In the E158 experiment at the Stanford Linear Accelerator Center (SLAC), a high-energy beam of electrons is fired at a liquid hydrogen target. The beam is polarized with the spins of the electrons either pointing in the same direction as the beam (so-called right-handed polarization) or in the opposite direction (left-handed polarization). The vast majority of electrons scatter off electrons in the target by exchanging a photon, but very occasionally an electron does so by exchanging a Z boson instead.

The aim of the experiment was to measure the tiny difference, or asymmetry, in how often right- and left-handed electrons scatter by exchanging a Z boson. On average, a bunch of right-handed electrons generates 20 million scattering events, of which just a few dozen are mediated by Z bosons. Left-handed bunches yield about five more Z-mediated scatters. This slight asymmetry -- known as "parity" violation -- is about 131 parts per billion in electron-electron interactions. Parity is violated by the weak interaction but conserved by gravity, the electromagnetic interaction and the strong force.

The measured asymmetry in E158 is proportional to the electron's weak charge, which is a measure of the strength of the weak interaction between two electrons. Previous experiments at SLAC and CERN in Geneva measured the weak charge at "short" distances of about one hundredth of the width of the proton. E158 has now shown that at "long" distances -- roughly 10 times the width of the proton -- the weak charge is only half the size of the charge at short distances.

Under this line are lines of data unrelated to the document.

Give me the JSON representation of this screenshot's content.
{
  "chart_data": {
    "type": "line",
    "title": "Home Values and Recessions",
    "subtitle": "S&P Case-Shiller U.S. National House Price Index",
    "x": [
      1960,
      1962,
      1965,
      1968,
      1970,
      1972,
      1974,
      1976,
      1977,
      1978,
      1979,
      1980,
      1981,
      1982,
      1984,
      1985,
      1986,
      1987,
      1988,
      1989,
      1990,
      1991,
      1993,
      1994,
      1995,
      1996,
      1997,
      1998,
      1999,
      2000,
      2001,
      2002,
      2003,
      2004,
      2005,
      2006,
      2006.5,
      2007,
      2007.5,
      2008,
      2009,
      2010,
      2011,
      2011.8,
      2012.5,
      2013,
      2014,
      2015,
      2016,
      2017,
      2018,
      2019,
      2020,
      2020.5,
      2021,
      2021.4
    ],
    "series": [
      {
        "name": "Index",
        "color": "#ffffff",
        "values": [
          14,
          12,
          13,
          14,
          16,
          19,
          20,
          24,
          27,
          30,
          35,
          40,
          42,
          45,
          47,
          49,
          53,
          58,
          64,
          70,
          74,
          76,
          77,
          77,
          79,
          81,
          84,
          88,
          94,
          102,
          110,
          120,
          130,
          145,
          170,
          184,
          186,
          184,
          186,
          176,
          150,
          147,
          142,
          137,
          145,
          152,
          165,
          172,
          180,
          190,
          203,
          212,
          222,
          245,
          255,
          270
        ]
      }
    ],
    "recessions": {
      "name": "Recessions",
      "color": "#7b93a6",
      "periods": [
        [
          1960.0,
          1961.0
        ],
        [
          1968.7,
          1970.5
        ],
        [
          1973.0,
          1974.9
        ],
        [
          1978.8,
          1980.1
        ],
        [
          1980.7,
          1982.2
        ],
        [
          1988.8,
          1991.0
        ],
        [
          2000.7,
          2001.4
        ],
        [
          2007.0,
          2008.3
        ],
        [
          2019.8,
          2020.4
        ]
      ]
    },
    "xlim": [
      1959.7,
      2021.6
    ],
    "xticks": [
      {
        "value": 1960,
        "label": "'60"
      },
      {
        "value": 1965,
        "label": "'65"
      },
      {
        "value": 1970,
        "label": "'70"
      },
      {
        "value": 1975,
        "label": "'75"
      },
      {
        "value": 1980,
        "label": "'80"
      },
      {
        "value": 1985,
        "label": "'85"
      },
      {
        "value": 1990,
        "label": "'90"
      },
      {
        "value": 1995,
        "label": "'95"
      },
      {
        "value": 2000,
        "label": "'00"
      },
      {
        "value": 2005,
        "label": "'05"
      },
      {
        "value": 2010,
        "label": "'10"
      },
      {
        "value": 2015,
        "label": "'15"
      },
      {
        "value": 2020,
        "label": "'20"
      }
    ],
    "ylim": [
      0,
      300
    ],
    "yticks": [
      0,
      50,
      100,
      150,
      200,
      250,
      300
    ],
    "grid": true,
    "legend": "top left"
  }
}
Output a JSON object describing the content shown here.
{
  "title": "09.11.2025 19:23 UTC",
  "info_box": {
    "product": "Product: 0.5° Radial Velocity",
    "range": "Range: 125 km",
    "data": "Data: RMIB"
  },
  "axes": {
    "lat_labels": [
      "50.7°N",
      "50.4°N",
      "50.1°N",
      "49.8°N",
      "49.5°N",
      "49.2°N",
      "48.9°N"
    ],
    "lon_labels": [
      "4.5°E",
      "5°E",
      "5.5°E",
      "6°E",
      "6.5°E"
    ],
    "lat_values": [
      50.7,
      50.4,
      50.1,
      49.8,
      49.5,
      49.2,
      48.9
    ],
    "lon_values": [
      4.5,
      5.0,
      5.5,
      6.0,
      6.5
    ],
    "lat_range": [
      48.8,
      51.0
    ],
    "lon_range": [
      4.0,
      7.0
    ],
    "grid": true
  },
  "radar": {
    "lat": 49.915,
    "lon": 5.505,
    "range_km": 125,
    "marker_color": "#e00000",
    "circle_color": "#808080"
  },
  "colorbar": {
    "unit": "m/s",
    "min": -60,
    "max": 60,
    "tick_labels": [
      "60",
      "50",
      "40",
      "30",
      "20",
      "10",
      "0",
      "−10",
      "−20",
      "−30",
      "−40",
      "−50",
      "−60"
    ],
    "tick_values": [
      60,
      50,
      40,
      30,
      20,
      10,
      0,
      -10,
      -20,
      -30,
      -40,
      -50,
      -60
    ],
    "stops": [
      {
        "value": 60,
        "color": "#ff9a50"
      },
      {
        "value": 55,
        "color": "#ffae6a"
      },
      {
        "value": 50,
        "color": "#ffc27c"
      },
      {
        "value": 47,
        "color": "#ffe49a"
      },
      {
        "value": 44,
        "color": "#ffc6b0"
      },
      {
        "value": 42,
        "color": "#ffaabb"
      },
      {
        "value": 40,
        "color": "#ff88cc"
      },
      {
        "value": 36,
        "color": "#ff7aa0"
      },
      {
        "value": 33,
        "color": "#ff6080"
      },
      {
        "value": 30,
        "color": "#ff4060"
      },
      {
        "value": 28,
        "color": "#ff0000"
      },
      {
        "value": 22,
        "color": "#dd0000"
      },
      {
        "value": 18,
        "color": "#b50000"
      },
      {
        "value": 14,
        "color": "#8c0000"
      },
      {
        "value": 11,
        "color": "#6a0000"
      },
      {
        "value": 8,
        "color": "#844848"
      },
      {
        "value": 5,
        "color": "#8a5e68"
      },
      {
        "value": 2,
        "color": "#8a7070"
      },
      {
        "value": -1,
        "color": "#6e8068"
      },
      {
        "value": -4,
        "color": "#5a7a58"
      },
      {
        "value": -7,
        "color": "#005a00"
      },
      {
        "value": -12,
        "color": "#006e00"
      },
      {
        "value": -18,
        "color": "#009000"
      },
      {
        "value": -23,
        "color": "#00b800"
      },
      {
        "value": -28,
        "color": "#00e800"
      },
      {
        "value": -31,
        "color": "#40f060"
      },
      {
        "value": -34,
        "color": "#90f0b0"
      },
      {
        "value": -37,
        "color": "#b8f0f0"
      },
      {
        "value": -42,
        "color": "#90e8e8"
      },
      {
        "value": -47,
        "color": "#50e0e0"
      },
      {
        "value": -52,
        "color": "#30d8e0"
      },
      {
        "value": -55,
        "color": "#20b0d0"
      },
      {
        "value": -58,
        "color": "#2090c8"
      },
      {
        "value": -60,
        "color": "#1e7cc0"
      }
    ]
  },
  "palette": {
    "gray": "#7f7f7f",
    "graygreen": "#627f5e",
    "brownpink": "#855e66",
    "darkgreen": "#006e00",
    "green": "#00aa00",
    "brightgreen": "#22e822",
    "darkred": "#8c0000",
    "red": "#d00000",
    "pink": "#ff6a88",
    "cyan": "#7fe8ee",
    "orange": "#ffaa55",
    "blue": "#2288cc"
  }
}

The experiment establishes for the first time that the weak charge on the electron varies with distance -- a phenomenon called "running". "Their high precision measurement of a tiny parity-violating asymmetry provides one of the best tests of the Standard Model and confirms the expected running of the weak charge," adds Bill Marciano, who is senior theoretical physicist at Brookhaven National Laboratory.